Over the past three years, the company has worked hard to concoct a sensation on par with its trusted Marvel smash (or a phenomenon like Tom Cruise recently). Top Gun: Maverick), just to come up with efforts that seem more approximate than original. For an industry giant that frequently leads the way, Netflix has generally failed when it comes to the most aggressive movie genres.

Since 2019, Netflix’s traffic record has been decidedly choppy, thanks to films that, on a creative level, are completely frustrating or faltering, including trinomialAnd the Secret SpencerAnd the Gunpowder MilkshakeAnd the KateAnd the BeckettAnd the the man from torontoAnd the spiderAnd the Adam’s ProjectAnd the red noticeAnd the extraction. While the last three were apparently injured, as it were old guard—Proof of the fact that they all receive supplements (except Adam’s Project) —No one has become a water cooler-style breakthrough that has made any impact in the broader popular culture conversation. They are obedient programmers who vanish from memory as soon as the credits roll, unable to deliver massive, thrilling, or rugged thrills. Whether it’s expensive projects or expensive second-tier movie projects, they are often bland at best, and grotesque at worst.

Some of this is simply the result of hiring the right stars (Dwayne Johnson, Ben Affleck, Gal Gadot, Ryan Reynolds, Oscar Isaac, Chris Hemsworth) and then producing the wrong projects. However, getting into this failure seems to be something more fundamental. Netflix has achieved massive success in the dramatic field by giving authors relatively carte blanche, whether Martin Scorsese with IrishAlfonso Cuaron with RomeJane Campion with dog strengthNoah Baumbach with marriage storyMaggie Gyllenhaal with the missing daughterAnd the Rebecca Hall with passPaolo Sorrentino with God’s handAnd the Lin-Manuel Miranda with put a mark … Or, ostensibly, Andrew Dominic with Next Blonde. This strategy has earned (and won) accolades and Academy Award nominations to the point where providing real artists with resources and independence is a winning formula. However, in terms of blockbuster movies, the opposite was true – for millions (if not hundreds of millions) to go to the delight of their hearts, the majority of Netflix film directors (Rawson Marshall Thurber, Sean Levy, Peter Berg) made a flat, snooze style.

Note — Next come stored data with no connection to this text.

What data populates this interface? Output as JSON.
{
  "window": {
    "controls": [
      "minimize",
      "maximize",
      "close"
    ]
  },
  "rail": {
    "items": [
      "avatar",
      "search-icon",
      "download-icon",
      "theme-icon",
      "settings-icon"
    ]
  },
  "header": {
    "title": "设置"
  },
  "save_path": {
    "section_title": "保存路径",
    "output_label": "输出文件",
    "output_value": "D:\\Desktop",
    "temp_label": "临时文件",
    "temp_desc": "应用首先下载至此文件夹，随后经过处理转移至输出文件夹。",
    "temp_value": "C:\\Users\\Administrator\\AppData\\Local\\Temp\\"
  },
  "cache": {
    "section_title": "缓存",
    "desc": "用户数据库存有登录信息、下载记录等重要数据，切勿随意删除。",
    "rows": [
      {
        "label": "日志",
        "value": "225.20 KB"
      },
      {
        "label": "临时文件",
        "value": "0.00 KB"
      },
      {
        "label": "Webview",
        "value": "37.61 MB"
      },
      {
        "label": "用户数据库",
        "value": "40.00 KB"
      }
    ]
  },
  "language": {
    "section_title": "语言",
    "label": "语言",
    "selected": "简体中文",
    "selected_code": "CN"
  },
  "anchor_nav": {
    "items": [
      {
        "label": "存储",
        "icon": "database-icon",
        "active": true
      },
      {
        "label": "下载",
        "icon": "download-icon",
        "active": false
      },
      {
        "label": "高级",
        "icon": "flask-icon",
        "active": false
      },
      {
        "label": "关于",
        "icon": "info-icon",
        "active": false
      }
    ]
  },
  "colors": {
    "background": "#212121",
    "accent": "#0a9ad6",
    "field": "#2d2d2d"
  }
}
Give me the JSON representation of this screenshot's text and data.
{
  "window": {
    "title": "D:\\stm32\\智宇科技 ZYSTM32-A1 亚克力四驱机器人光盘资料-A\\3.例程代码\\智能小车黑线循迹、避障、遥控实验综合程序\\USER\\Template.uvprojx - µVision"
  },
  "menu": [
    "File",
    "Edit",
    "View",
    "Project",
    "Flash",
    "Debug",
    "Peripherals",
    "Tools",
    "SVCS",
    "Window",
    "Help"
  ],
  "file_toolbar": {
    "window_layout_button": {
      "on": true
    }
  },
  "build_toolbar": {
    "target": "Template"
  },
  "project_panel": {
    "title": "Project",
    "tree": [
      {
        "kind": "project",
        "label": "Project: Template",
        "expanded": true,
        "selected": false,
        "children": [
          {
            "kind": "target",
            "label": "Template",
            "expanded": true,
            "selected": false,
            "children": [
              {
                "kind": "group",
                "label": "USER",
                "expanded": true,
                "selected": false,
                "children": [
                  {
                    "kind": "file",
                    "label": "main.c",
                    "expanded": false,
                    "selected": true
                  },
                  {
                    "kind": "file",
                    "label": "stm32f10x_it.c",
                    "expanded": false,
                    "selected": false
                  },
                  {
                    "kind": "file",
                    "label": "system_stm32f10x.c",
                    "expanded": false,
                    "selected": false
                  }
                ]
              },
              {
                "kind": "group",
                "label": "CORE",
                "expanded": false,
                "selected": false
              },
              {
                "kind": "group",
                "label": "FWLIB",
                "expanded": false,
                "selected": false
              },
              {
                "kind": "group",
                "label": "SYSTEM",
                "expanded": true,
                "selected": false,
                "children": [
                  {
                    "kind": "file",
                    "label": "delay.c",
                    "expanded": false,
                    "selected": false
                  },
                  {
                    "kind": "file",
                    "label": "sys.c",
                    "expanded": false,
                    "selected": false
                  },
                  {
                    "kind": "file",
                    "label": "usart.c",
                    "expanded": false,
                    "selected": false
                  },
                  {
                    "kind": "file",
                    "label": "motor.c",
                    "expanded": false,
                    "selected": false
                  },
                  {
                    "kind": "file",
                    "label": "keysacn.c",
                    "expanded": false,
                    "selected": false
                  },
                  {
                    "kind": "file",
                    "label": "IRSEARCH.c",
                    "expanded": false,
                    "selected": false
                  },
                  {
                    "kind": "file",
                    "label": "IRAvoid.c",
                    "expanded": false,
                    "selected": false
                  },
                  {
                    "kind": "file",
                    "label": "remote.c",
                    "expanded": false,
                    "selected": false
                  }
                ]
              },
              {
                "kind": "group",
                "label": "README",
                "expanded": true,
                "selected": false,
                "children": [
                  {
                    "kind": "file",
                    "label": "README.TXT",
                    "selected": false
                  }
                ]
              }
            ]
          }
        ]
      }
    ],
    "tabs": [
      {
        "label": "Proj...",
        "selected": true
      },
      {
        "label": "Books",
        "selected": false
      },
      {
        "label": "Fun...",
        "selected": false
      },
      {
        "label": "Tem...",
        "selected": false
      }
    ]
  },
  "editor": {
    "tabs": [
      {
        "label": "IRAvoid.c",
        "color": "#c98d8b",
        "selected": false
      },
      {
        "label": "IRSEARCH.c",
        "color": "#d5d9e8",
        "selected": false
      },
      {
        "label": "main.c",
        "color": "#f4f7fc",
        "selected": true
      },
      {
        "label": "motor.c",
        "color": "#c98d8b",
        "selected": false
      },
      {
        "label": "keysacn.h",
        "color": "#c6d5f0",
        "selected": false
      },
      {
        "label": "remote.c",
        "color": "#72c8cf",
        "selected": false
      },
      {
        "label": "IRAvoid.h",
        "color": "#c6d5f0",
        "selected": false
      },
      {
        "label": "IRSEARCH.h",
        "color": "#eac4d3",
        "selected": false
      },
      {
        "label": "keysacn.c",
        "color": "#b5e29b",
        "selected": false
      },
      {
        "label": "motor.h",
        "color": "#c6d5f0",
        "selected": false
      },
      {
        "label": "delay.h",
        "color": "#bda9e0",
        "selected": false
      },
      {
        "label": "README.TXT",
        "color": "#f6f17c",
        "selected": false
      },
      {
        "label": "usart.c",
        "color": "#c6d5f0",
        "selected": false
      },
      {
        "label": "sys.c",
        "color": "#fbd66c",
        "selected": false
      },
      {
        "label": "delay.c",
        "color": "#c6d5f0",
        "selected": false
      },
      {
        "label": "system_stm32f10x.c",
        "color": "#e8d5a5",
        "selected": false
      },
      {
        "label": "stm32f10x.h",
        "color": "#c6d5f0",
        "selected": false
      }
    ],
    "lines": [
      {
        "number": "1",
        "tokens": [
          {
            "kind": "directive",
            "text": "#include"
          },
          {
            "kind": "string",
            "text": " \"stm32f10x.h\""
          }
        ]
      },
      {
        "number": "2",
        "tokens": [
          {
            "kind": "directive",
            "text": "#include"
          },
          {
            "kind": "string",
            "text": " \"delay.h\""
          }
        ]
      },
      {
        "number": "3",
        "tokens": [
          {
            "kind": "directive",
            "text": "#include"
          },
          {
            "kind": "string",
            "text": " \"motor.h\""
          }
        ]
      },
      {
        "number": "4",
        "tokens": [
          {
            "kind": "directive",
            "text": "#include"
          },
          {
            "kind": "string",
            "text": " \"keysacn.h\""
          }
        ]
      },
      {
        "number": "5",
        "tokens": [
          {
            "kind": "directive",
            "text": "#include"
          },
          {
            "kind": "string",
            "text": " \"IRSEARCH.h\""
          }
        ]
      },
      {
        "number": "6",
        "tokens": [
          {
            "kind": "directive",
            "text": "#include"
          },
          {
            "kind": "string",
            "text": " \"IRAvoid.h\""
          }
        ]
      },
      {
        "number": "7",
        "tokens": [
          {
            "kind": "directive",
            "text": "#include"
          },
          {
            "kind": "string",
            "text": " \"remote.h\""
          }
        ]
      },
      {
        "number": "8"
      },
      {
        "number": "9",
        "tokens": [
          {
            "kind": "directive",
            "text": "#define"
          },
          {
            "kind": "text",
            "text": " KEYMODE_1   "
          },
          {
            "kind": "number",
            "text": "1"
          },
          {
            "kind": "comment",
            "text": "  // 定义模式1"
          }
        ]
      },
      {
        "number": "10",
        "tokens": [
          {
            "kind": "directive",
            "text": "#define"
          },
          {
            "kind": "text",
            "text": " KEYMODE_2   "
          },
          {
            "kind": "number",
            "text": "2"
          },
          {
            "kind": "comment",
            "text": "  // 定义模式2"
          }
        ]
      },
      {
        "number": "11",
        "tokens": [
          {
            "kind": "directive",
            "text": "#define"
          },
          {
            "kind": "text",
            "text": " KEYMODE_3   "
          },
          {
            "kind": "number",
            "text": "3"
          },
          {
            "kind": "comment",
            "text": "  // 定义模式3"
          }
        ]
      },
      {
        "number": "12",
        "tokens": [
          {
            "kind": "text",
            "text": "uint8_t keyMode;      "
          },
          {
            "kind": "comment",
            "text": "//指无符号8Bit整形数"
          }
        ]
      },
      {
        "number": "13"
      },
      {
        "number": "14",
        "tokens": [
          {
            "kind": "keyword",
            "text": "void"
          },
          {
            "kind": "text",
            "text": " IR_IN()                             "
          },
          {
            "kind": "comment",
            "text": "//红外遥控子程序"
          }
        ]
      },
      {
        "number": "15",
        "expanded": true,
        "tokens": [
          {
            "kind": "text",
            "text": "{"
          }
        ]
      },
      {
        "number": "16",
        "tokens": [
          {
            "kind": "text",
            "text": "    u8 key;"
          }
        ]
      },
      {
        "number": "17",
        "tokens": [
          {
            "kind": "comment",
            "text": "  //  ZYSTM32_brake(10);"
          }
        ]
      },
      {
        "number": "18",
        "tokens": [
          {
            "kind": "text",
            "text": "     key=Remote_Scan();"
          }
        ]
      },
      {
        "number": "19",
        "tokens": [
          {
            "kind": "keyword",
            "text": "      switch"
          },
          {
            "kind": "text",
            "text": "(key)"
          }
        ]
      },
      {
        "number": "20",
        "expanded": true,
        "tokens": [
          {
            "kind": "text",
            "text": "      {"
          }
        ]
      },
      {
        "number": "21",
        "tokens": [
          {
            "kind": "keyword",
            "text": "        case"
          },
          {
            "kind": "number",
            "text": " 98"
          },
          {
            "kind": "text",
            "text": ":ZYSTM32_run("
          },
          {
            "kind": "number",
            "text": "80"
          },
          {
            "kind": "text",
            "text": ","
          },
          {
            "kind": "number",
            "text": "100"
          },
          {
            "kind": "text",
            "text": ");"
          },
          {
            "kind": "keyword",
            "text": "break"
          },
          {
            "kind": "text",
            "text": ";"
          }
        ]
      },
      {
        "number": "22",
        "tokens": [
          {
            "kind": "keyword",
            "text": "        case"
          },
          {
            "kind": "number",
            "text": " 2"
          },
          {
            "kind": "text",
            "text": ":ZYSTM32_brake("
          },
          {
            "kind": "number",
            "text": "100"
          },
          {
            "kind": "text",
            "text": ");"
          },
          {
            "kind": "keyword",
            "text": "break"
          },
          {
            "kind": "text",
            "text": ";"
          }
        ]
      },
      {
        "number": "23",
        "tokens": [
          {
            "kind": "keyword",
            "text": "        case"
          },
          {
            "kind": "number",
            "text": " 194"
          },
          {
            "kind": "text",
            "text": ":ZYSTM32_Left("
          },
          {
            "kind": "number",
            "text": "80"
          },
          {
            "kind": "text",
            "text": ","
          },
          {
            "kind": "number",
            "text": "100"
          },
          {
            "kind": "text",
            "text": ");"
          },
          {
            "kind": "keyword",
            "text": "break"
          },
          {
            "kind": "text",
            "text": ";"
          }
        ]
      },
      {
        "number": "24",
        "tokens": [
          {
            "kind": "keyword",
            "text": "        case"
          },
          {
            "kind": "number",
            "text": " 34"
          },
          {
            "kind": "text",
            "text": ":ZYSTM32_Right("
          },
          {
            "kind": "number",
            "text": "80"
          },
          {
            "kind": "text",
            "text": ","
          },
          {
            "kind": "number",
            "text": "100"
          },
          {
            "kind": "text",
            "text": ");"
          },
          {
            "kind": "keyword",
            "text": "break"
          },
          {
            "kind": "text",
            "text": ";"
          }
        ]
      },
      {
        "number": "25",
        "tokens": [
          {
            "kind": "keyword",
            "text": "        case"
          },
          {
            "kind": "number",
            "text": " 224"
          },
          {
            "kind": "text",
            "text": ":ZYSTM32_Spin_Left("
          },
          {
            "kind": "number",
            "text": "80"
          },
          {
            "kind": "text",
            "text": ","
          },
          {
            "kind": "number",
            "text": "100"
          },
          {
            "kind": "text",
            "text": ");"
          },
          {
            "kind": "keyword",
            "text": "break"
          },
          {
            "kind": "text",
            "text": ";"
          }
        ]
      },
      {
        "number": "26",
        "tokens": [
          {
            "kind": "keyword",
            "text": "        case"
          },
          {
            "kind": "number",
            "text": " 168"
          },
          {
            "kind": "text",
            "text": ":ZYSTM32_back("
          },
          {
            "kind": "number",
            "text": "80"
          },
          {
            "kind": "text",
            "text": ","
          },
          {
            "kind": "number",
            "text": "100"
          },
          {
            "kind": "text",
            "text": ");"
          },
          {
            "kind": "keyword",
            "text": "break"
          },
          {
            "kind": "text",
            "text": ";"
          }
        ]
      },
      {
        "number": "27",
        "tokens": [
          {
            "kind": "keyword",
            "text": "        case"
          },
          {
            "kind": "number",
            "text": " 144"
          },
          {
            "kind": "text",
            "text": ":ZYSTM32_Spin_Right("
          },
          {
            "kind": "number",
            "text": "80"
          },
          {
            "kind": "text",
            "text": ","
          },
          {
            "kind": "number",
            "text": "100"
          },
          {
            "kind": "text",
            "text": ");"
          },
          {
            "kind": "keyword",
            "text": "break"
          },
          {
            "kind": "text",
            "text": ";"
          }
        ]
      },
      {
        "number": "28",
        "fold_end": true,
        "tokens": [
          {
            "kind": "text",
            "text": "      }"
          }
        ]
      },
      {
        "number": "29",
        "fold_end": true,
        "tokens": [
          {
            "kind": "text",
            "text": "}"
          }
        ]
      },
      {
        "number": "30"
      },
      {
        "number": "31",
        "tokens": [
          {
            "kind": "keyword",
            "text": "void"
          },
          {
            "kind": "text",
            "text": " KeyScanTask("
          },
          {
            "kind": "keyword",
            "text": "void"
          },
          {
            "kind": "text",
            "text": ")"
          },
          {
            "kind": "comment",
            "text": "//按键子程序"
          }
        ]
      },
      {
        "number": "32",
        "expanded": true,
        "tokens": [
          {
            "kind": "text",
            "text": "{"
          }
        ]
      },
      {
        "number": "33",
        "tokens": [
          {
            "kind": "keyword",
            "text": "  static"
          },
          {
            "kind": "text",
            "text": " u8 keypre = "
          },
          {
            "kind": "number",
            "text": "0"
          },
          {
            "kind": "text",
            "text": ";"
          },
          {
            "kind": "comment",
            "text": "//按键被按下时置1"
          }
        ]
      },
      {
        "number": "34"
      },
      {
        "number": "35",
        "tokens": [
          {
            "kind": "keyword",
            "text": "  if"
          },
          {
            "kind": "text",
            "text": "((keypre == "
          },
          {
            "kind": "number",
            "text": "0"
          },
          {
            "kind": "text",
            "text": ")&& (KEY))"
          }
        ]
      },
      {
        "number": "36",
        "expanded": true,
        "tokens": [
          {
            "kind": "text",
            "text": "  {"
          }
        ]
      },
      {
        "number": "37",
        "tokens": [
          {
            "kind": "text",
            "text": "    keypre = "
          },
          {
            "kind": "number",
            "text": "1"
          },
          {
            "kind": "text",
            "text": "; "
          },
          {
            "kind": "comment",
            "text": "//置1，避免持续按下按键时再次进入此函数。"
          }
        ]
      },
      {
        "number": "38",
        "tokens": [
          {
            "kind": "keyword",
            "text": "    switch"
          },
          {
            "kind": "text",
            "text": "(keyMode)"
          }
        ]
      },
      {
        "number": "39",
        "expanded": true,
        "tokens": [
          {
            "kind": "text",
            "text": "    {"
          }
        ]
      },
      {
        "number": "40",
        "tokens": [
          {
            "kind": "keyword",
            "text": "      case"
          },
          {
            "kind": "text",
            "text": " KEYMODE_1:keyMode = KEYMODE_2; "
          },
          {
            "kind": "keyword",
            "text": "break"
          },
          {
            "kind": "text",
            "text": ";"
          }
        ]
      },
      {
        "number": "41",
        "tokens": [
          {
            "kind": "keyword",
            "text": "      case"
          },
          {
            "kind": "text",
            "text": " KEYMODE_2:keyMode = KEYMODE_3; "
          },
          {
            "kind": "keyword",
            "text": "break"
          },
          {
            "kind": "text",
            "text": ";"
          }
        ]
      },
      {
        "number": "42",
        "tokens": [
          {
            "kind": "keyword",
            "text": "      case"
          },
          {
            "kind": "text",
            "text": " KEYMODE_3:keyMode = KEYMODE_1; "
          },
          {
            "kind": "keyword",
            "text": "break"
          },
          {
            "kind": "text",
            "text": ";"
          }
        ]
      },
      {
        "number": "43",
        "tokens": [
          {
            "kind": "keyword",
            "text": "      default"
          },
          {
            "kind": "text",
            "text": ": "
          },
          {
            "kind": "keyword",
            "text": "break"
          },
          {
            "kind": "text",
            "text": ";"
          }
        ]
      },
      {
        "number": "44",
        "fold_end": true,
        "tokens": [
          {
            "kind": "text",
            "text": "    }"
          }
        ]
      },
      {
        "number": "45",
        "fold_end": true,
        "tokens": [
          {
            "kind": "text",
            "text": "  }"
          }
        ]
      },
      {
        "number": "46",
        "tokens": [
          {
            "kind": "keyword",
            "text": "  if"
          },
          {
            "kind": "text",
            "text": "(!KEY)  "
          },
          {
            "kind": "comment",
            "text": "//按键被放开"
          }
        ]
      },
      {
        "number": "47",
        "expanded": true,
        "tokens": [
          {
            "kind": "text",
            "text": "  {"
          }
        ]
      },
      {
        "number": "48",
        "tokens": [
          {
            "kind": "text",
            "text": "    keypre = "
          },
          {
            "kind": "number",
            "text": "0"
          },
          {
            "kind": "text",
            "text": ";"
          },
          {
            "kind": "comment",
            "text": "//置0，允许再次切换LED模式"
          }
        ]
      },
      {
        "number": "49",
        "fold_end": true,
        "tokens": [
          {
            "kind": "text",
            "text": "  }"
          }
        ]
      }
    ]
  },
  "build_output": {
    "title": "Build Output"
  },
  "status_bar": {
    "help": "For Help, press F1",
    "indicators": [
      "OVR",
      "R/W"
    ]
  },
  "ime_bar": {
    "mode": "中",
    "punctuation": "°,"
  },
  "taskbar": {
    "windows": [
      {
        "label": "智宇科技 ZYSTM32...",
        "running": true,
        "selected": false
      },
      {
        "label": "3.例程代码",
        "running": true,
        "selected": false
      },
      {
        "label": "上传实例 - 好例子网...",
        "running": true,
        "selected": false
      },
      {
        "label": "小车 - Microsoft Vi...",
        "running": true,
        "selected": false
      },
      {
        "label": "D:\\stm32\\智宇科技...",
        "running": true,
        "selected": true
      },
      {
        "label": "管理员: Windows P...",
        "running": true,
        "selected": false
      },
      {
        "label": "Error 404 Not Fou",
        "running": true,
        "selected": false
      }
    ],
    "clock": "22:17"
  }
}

However, in terms of blockbuster movies, the opposite was true – for millions (if not hundreds of millions) to go to the delight of their hearts, the majority of Netflix film directors (Rawson Marshall Thurber, Sean Levy, Peter Berg) made a flat, snooze style.

The main exception to this rule is Michael Bay, who 6 underground It came and went without a peep in late 2019 although, on a technical level, it was as wonderfully hyperactive as anything he did. Three years later, Ryan Reynolds’ Bay-titled extravaganza still feels more like a victim of bad marketing, that is, Netflix’s failure to promote its original material both in the press and on its homepage, more than an artistic miscalculation. However, its poor performance also means that Netflix needs to approach events differently than drama, which leads to stricter quality control over its products to make sure they don’t get bogged down in random directions. In other words, no one needed to look over Scorsese’s or Campion’s shoulders, but perhaps more of that would have resulted in red notice or a Secret Spencer Some good – a path Marvel is taking, to the tune of untold billions, in all of its massive CGI endeavours.

Of course, Marvel’s assembly-line approach to filmmaking rarely generates masterpieces (and recently has led to some serious pitfalls on its own). However, it has helped the comic book giant rise to the top of the industry, while avoiding the kinds of adventure and botched action that Netflix regularly produces. most recent, gray manIt will likely satisfy many, but only a few. In light of Roussos’ past, Marvel triumphs with Captain America: The Winter Soldier And the Avengers: EndgameIt’s hard not to ask if the difference between the two companies’ fortunes is a measure of the freedom Netflix affords its managers, to their detriment.